Dirigido por Jeremiah Zagar
We The Animals é um belo exemplo do que há de melhor no cinema "indie". Autoral e com um pé no documental, o filme consegue deslumbrar visualmente com muito pouco.
Lindamente fotografado, com um granulado e cores que tem um papel bastante didático, os realizadores conseguem trazer uma veracidade para tudo que vemos na tela. Não existe exagero no design de produção aqui, tudo é como é na vida real. O diretor encontra beleza no banal, no cotidiano. Dá a impressão de que não houve trabalho algum na direção de arte, encontraram as locações e deixaram como estava. Esse é o melhor tipo de arte que um filme possa ter, o que se camufla. A luz e os cenários naturais somam forças e formam uma mise en scène nota A.
Esteticamente, o filme vai além da naturalidade e adiciona elementos gráficos que se intercalam com a narrativa nua e crua. O protagonista tem o hábito de desenhar como forma de diário. Ao invés de palavras ele usa imagens. E esses desenhos tomam vida ao longo do filme, nos colocando mais a fundo na cabeça do menino. Essas inserções gráficas junto com a emocionante trilha sonora que também sabe se colocar (e "não se colocar") transformam We The Animals numa peça de arte. Ainda mais quando entramos no campo da narrativa.
Podemos dizer que é um "coming of age" desesperançoso. Só que lindíssimo ao mesmo tempo, tamanha sensibilidade do roteiro em entender o universo dessa criança que só pode ter sido desenvolvido a partir de uma experiência real. Seguimos a perspectiva de uma criança de 9 anos, seus dois irmãos mais velhos e seus pais problemáticos, vivendo a margem de uma vida economicamente estável. O olhar é sempre a partir do protagonista, então nos momentos mais intensos de briga dos pais, por exemplo, nós só escutamos, junto com Jonah o que está acontecendo, e a partir disso construímos a história. Lembra um pouco o que foi feito em Projeto Flórida, nesse sentido. É perfeitamente retratada a dor e angústia desse menino ao longo do filme. Ele sempre está com um semblante triste e deslocado. Vamos percebendo que além de toda essa triste realidade em que ele vive, existe algo que o deixa frustrado. Isso vai ficando claro ao longo do filme, sem pressa.
Com breves momentos de ternura, quando o protagonista esboça um sorriso e demonstra um pingo de felicidade (especialmente perto do final, numa cena puramente catártica para Jonah mas angustiante para o público, pois temos ideia do que pode vir a acontecer após isso) é que o diretor encontra a força pra arrancar lágrimas do espectador. A gente sabe e sente que as chances de dar tudo certo são pequenas. Não é um filme otimista. Mas estamos com ele naquela corrida para casa. Sentimos o coração dele pulsando forte acompanhado do seu sorriso de realização. Nos sentimos crianças rapidamente. É uma cena rápida, mas uma das melhores de 2018.

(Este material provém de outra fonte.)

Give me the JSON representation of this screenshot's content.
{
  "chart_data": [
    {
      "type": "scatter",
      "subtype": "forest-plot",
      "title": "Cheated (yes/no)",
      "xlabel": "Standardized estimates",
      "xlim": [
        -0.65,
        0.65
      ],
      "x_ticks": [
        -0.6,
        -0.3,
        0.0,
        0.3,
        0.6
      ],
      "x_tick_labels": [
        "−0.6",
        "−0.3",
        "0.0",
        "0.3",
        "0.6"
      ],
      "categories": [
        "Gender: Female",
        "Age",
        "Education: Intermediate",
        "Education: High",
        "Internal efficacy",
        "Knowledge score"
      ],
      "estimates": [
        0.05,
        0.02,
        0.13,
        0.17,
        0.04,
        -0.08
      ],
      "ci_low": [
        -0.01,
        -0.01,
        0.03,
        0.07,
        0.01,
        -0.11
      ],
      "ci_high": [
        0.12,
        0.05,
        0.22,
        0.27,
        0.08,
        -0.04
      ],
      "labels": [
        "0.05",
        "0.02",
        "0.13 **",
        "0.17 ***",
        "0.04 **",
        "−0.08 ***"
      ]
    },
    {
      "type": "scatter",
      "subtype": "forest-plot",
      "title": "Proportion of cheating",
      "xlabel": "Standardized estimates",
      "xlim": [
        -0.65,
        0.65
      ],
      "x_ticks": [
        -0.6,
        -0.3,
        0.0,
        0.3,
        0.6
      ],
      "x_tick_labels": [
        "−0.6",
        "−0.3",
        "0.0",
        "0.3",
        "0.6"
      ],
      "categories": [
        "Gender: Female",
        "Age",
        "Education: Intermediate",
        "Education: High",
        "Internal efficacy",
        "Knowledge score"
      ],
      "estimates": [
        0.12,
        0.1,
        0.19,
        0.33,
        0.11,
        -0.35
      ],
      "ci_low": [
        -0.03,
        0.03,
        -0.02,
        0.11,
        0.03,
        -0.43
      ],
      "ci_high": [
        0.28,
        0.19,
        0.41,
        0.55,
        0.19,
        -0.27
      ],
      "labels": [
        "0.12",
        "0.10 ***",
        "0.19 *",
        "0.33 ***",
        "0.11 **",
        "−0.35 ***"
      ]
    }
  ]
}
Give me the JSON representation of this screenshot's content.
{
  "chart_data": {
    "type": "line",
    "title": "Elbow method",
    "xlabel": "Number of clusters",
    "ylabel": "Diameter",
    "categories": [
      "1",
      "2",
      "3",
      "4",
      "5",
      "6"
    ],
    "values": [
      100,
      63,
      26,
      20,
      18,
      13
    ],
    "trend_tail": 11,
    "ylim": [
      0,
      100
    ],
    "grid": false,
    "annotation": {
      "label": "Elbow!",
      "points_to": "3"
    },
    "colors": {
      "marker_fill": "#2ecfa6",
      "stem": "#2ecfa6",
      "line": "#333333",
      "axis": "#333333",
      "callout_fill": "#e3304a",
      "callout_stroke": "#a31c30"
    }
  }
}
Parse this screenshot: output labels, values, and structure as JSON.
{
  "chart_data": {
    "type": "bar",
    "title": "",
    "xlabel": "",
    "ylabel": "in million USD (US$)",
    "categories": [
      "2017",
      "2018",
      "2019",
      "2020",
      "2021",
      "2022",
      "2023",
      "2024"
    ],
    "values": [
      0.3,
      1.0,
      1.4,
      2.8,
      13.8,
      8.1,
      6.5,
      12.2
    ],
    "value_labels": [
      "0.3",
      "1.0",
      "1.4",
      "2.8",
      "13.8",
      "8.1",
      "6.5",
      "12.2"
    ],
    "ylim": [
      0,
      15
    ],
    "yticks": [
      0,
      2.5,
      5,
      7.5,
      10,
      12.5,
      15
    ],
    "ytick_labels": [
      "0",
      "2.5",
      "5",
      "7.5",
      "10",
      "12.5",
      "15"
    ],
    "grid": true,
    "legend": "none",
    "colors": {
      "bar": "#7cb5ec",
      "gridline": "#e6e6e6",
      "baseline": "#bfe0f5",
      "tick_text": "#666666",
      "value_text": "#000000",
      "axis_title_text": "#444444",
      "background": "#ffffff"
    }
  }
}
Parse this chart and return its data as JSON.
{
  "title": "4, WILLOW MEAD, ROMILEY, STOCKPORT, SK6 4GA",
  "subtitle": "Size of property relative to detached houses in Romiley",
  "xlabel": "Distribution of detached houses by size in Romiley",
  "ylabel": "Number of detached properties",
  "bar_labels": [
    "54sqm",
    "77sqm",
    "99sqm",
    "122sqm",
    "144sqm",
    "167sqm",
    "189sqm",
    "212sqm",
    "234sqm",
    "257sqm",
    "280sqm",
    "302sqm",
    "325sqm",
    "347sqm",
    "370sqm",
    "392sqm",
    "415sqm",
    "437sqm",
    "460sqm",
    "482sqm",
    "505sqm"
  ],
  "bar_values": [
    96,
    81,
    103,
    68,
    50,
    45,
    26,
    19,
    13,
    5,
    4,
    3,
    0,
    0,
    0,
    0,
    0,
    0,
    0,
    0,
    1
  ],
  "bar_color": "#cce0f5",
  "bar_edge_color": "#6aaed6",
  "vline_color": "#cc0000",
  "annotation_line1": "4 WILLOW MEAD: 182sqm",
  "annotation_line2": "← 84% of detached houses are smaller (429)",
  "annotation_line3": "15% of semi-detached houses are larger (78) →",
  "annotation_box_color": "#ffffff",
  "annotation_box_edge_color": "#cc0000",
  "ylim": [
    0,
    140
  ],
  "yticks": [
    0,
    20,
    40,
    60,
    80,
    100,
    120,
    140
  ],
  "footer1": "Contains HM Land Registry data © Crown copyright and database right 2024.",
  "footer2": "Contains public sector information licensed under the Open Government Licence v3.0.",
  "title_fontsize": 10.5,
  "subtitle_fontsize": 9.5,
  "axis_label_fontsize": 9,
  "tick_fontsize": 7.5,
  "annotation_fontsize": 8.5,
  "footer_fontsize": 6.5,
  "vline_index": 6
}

Os temas retratados são impactantes por si só, como a descoberta da sexualidade precoce mas "compreensível", entendendo o quão soltas essas crianças são, o abuso doméstico em relação ao pais das crianças mostrado de forma muito caótica, e o abandono familiar, seja do casal entre si, como dos próprios pais em relação aos filhos. Fica evidente o despreparo desse casal, tanto emocional quanto econômico, de ter três filhos. Ainda existe uma breve discussão sobre homofobia internalizada. Tudo isso vem a tona e nos deixa pensando bastante tempo depois que o filme acaba.
We The Animals te toca, te deixa melancólico, te faz refletir e ainda serve, de quebra, como uma pequena lição de empatia. De novo, melhor tipo de cinema não há. Selo de filmaço aprovado!